Putting the Rad in Radlermass: How Quick Thinking Invented a New Beer Style
If there's one thing that a summer beer almost demands, it's drinkability. You're spending time outside, being active, getting thirsty, and wanting a refreshing beer without impairing your outside active time. Enter the radler.
Radlermass, better known as radler, is a beer cocktail of sorts - the original version was a 50/50 mix of Munich Helles and lemon soda. It is basically the same drink as the British shandy - half beer, half fruit soda. While most beer styles are products of their environments, Radlermass has a particularly interesting origin story.

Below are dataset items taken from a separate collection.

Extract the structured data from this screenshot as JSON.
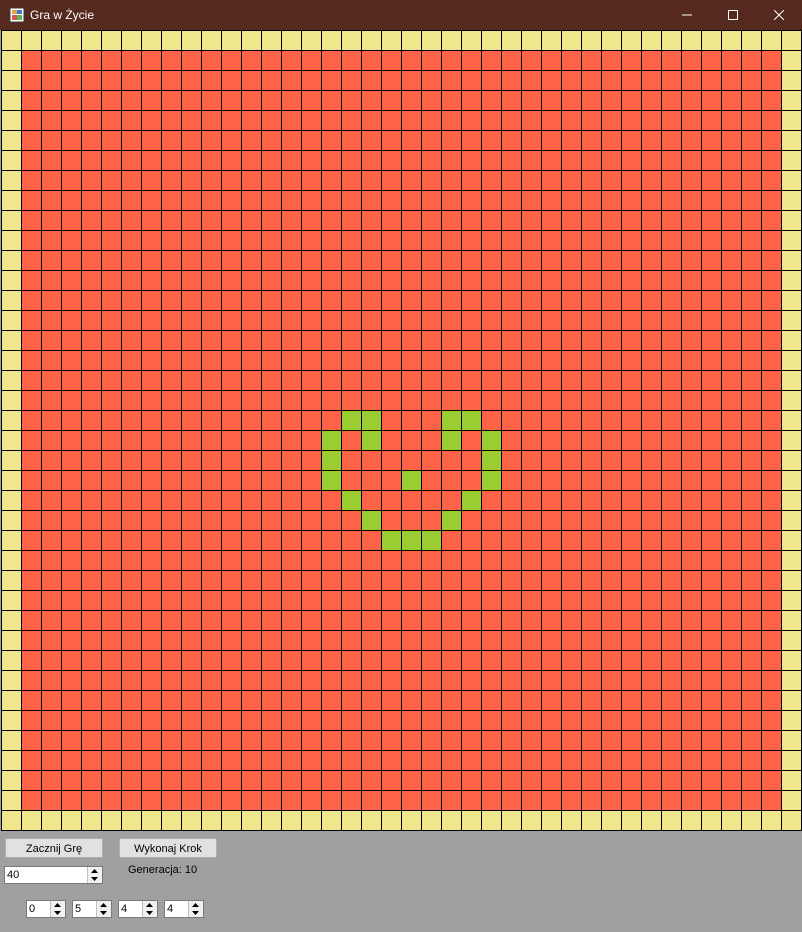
{
  "window": {
    "title": "Gra w Życie",
    "icon": "app-icon",
    "controls": [
      "minimize-icon",
      "maximize-icon",
      "close-icon"
    ]
  },
  "board": {
    "rows": 40,
    "cols": 40,
    "colors": {
      "border_cell": "#f0e68c",
      "dead_cell": "#ff6347",
      "alive_cell": "#9acd32",
      "grid_line": "#000000"
    },
    "alive_cells": [
      [
        19,
        17
      ],
      [
        19,
        18
      ],
      [
        19,
        22
      ],
      [
        19,
        23
      ],
      [
        20,
        16
      ],
      [
        20,
        18
      ],
      [
        20,
        22
      ],
      [
        20,
        24
      ],
      [
        21,
        16
      ],
      [
        21,
        24
      ],
      [
        22,
        16
      ],
      [
        22,
        20
      ],
      [
        22,
        24
      ],
      [
        23,
        17
      ],
      [
        23,
        23
      ],
      [
        24,
        18
      ],
      [
        24,
        22
      ],
      [
        25,
        19
      ],
      [
        25,
        20
      ],
      [
        25,
        21
      ]
    ]
  },
  "controls": {
    "start_button": "Zacznij Grę",
    "step_button": "Wykonaj Krok",
    "size_value": "40",
    "generation_label": "Generacja: 10",
    "rule_values": [
      "0",
      "5",
      "4",
      "4"
    ]
  }
}
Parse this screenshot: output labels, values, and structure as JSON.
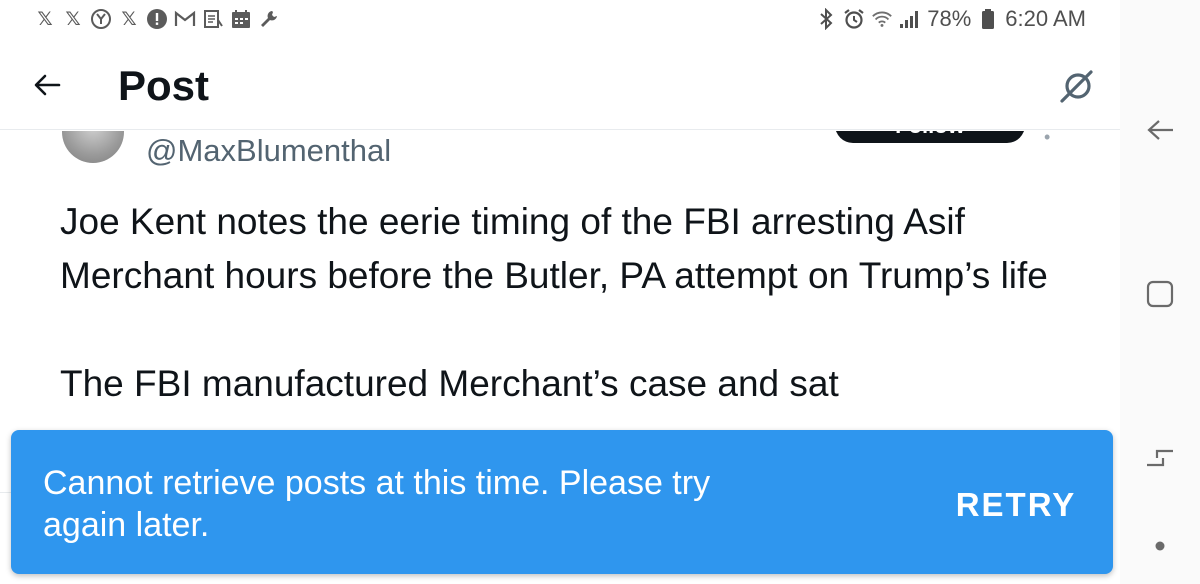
{
  "status_bar": {
    "left_icons": [
      "x-logo-icon",
      "x-logo-icon",
      "circled-y-icon",
      "x-logo-icon",
      "alert-circle-icon",
      "gmail-icon",
      "news-icon",
      "calendar-icon",
      "wrench-icon"
    ],
    "battery_percent": "78%",
    "time": "6:20 AM"
  },
  "header": {
    "title": "Post"
  },
  "post": {
    "handle": "@MaxBlumenthal",
    "follow_label": "Follow",
    "paragraph_1": "Joe Kent notes the eerie timing of the FBI arresting Asif Merchant hours before the Butler, PA attempt on Trump’s life",
    "paragraph_2_partial": "The FBI manufactured Merchant’s case and sat"
  },
  "snackbar": {
    "message": "Cannot retrieve posts at this time. Please try again later.",
    "action_label": "RETRY",
    "background_color": "#2f96ee"
  },
  "colors": {
    "text_primary": "#0f1419",
    "text_secondary": "#536471"
  }
}
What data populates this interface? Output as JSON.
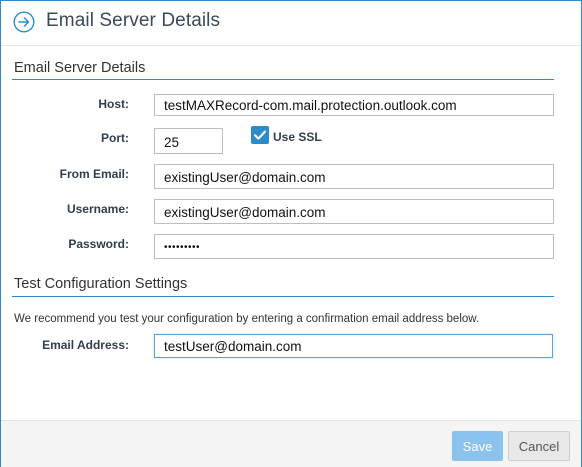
{
  "dialog": {
    "title": "Email Server Details",
    "header_icon": "arrow-circle-right-icon"
  },
  "server_section": {
    "title": "Email Server Details",
    "host": {
      "label": "Host:",
      "value": "testMAXRecord-com.mail.protection.outlook.com"
    },
    "port": {
      "label": "Port:",
      "value": "25"
    },
    "use_ssl": {
      "label": "Use SSL",
      "checked": true
    },
    "from_email": {
      "label": "From Email:",
      "value": "existingUser@domain.com"
    },
    "username": {
      "label": "Username:",
      "value": "existingUser@domain.com"
    },
    "password": {
      "label": "Password:",
      "value": "•••••••••"
    }
  },
  "test_section": {
    "title": "Test Configuration Settings",
    "info": "We recommend you test your configuration by entering a confirmation email address below.",
    "email_address": {
      "label": "Email Address:",
      "value": "testUser@domain.com"
    }
  },
  "footer": {
    "save_label": "Save",
    "cancel_label": "Cancel"
  },
  "colors": {
    "accent": "#2b8ccb",
    "save_button": "#8cc3ee",
    "cancel_button": "#e8e8e8"
  }
}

Around the turn of the twentieth century, in a little town called Deisenhofen, a former railroad worker named Franz Xaver Kugler opened an inn called the Kugleralm. Deisenhofen is located about 12 miles south of Munich, the birthplace of the Bavarian Helles.
After World War I, bicycling became very popular in Germany and Franz Kugler capitalized on the trend by arranging the construction of a bicycle trail from Munich straight to the Kugleralm, which means Kugler alpine meadow in German (SN: I love how Germans make new words by stringing together all the words. Mark Twain once said of the German language, "These things are not words, they are alphabetical processions.").

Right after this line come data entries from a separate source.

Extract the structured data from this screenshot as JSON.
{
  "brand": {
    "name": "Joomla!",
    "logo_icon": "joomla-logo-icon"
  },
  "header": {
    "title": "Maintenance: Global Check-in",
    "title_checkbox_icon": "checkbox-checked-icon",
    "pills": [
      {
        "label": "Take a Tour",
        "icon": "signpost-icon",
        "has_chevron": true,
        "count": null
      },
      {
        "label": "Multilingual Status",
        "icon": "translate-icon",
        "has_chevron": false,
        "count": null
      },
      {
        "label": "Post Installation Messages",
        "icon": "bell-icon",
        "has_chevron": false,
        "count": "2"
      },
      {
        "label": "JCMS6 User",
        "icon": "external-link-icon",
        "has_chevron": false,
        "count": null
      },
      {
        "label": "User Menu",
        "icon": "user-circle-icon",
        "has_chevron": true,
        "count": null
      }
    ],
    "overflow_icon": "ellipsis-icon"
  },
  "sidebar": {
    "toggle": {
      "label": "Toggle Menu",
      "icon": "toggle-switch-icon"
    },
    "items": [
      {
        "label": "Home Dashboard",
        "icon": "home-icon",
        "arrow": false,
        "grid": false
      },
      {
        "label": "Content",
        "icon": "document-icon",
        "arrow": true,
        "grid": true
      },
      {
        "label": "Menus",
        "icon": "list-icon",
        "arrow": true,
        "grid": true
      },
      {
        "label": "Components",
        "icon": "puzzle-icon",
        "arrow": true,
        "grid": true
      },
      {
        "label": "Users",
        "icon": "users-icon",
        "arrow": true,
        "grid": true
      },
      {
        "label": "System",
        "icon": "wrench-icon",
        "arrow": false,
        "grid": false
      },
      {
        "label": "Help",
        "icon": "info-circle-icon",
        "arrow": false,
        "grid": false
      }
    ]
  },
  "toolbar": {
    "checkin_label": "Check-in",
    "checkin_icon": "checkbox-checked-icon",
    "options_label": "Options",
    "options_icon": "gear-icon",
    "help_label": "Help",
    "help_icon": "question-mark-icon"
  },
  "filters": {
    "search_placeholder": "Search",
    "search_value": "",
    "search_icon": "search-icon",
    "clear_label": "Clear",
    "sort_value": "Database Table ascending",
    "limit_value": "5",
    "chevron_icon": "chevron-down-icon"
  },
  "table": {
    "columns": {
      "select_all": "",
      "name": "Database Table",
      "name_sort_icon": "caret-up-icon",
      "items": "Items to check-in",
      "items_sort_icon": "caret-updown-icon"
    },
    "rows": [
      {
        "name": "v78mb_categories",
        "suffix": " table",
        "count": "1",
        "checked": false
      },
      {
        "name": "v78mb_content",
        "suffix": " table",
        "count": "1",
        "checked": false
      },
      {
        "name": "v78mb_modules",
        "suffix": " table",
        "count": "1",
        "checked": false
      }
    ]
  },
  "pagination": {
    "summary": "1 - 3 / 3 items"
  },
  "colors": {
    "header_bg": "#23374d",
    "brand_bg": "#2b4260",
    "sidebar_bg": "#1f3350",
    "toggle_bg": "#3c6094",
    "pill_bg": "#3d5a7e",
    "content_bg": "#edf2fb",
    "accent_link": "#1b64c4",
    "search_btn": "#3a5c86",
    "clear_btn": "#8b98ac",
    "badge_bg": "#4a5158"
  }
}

On one Saturday in June 1922, Kugler's plan to draw bicyclists to his inn nearly backfired when 13,000 cyclists arrived at Kugleralm from Munich, thirsty for Kugler's helles. Not having enough beer ready to serve all the cyclists, Kugler had to come up with a way to quench the thirst of that immense crowd.
Luckily, Kugler happened to have several thousand bottles of lemon soda that wasn't selling very well because - well, Bavarians. Kugler mixed the unpopular lemon soda with his helles at a 50/50 ratio and declared that he had invented the drink just for the cyclists so they could slake their thirst but still be able to cycle back to Munich without falling off their bicycles.
Kugler named his drink Radlermass - radler means cyclist in German and mass is an old Bavarian word for liter. Thus, the cyclist's liter was invented.
Until the 1990s, it was illegal in Germany to sell radlermass in bottles; rather, it had to be mixed at the beer garden. Today, however, radlermass is widely available in bottles and cans.